I was challenged to look at the difficulties of ministry with eternity in view: “Pastor, that pain you feel, that stinging pain in your stomach that wells up each time you remember the friend who left—convert that aching moment into a reminder that there is a day coming when you will be reconciled. There’s a day coming when closure will happen.” (Dave Harvey, p. 82) I was encouraged with practical steps to grow in my leadership, all the while being pointed to what is most important: “The wise pastor also remembers that the main goal is to lead people to Jesus. We often overemphasize organizational leadership skills and underemphasize the pastoral skills of preaching, having conversations, and praying with people. Keeping the main emphasis on leading people to Jesus doesn’t mean we accept poorly led organizations as the norm, but it does remind us that we don’t have to be able to run a massive corporation to be an effective pastor. We do, however, need to know Jesus and be able to lead others to him.” (Scott Patty, p. 108)
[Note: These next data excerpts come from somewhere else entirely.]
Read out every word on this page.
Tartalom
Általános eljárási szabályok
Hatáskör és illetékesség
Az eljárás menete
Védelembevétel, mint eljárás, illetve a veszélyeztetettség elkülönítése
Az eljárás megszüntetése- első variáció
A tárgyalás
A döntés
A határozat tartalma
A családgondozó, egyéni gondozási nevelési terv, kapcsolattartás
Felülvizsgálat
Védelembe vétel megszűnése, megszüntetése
For small-town pastors such as myself, there are gold nuggets throughout the book that will help us to have faithful endurance in 2021 and beyond. But the most significant chapter for you, like me, will probably be Mark McCullough’s chapter (8), “Does Staying in a Small Rural Church Make Me a Failure?” I learned from Keller and Carson, but I received an arm around my shoulder as a fellow rural pastor when I read McCullough’s words of warmth and joy from a man who has served the same rural congregation for almost three decades. McCullough spurs us on to faithful endurance by focusing on three joys that would serve us well to focus on during 2021: the joy of knowing and being known by God, the joy of making God known, and the joy of knowing others.
I pray that you will have faithful endurance in ministry in 2021. We can do this not from looking to our own wisdom or strength, but from looking to the Jesus who has promised us that he is with us always (Matthew 28:20). Faithful Endurance will help you do exactly that.